Part of my PhD thesis was on this stuff, so I hope I can give a satisfactory answer.
Maximum entropy production and minimum entropy production are different types of principle with different domains of application. Before discussing the answer I should make clear that the maximum entropy production principle (which I'll call MaxEP) is really a collection of different hypotheses by different authors, some of which are more plausible than others, and none of which has an accepted theoretical justification. However, there is some empirical evidence in the work of Paltridge from the 70s, e.g. this paper. A very simple one-parameter version of Paltridge's model can be found in this paper by Lorenz et al., and in the discussion below I will keep as close as possible to the version of MaxEP that Lorenz et al. use.
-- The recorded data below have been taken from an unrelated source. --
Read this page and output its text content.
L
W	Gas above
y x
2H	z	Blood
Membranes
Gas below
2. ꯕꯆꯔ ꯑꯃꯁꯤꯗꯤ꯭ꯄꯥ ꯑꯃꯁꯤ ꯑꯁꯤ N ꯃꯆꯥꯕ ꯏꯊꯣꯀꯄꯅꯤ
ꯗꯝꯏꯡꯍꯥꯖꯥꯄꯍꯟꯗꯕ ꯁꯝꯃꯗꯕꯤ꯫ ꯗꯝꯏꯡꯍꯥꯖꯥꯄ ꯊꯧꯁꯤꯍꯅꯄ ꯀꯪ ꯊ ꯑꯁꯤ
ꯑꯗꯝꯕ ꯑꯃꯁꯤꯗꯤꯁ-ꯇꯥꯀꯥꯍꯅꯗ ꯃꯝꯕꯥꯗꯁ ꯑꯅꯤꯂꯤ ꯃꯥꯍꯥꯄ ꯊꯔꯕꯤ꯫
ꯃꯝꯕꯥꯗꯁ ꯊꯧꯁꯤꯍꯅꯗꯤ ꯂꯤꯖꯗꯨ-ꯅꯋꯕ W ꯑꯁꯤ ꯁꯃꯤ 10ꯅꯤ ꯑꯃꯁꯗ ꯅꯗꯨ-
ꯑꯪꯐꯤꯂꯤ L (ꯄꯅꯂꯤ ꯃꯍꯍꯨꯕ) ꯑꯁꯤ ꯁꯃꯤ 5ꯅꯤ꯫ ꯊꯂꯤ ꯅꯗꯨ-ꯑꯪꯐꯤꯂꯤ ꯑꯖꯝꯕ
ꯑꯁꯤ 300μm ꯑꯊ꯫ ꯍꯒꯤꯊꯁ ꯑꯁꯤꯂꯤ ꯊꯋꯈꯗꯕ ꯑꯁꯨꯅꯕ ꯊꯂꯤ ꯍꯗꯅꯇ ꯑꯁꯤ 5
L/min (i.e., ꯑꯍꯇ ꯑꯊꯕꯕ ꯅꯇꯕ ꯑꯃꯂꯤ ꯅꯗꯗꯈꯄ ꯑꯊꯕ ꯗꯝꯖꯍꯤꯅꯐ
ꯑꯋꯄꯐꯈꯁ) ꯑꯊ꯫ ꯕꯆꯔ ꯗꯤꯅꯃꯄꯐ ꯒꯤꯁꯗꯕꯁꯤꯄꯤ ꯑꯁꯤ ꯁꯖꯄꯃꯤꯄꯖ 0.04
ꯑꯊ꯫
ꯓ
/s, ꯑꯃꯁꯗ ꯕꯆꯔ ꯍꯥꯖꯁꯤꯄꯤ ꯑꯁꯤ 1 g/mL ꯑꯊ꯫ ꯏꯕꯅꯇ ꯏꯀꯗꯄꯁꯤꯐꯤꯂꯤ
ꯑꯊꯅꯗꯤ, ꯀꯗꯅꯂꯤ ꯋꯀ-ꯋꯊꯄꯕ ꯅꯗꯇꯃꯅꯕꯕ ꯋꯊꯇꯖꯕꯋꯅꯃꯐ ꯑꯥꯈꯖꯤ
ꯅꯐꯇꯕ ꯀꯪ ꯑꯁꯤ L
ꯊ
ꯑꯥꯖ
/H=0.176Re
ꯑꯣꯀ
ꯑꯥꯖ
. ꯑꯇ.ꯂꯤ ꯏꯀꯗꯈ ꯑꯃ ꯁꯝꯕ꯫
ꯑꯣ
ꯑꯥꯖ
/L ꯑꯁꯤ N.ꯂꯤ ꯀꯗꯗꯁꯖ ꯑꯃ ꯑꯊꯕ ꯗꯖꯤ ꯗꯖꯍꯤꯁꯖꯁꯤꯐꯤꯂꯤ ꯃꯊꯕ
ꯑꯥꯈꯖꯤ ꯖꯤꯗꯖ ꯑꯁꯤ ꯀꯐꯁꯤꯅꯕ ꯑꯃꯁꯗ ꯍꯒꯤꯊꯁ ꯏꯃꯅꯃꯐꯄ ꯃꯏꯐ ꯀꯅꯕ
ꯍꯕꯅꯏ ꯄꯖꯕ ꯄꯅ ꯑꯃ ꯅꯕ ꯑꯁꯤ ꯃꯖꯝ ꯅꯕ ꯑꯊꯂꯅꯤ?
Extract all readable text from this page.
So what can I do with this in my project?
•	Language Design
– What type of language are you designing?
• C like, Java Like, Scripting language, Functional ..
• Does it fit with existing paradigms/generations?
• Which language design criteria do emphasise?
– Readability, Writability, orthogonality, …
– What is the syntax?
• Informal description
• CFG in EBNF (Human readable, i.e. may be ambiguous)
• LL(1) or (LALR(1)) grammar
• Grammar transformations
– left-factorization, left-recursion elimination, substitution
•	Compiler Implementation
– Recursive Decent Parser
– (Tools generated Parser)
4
As you say, Prigogine's principle of minimum entropy production (henceforth MinEP) only applies in near-equilibrium situations. It was once hypothesised to be much more widely applicable. This hypothesis has now been disproven, and one must be careful to bear this in mind when reading old material on the subject. (For the moment I've lost track of the paper that disproves this idea, but it's a pretty solid mathematical result. If I find it again I'll update this answer.)
With these caveats out of the way, the basic difference is this:
For linear, near-equilibrium systems that only admit a single steady state, MinEP says that all of the system's transient states have a higher entropy production than the steady state. A transient state is a temporary state that is not a steady state. MinEP compares steady states with non-steady states.
For some yet-to-be-determined class of non-linear, far-from-equilibrium systems that admit a continuum of possible steady states, MaxEP says that the system is most likely to be found in the steady state with the greatest entropy production. MaxEP compares steady states to other steady states, but says nothing about transient states.
So aside from the fact that the two principles apply to quite different types of system (linear versus highly non-linear), they also make quite different types of claim. One can imagine a system that admits many possible steady states, but whose transient states all have a higher entropy production than any of its steady states. For such a system, MinEP and MaxEP could apply simultaneously. If so then starting from a non-steady initial state, its entropy production would reduce over time until it reached a steady state and would remain constant thereafter; but nevertheless the steady state that it reaches is most likely to be the one with the highest entropy production.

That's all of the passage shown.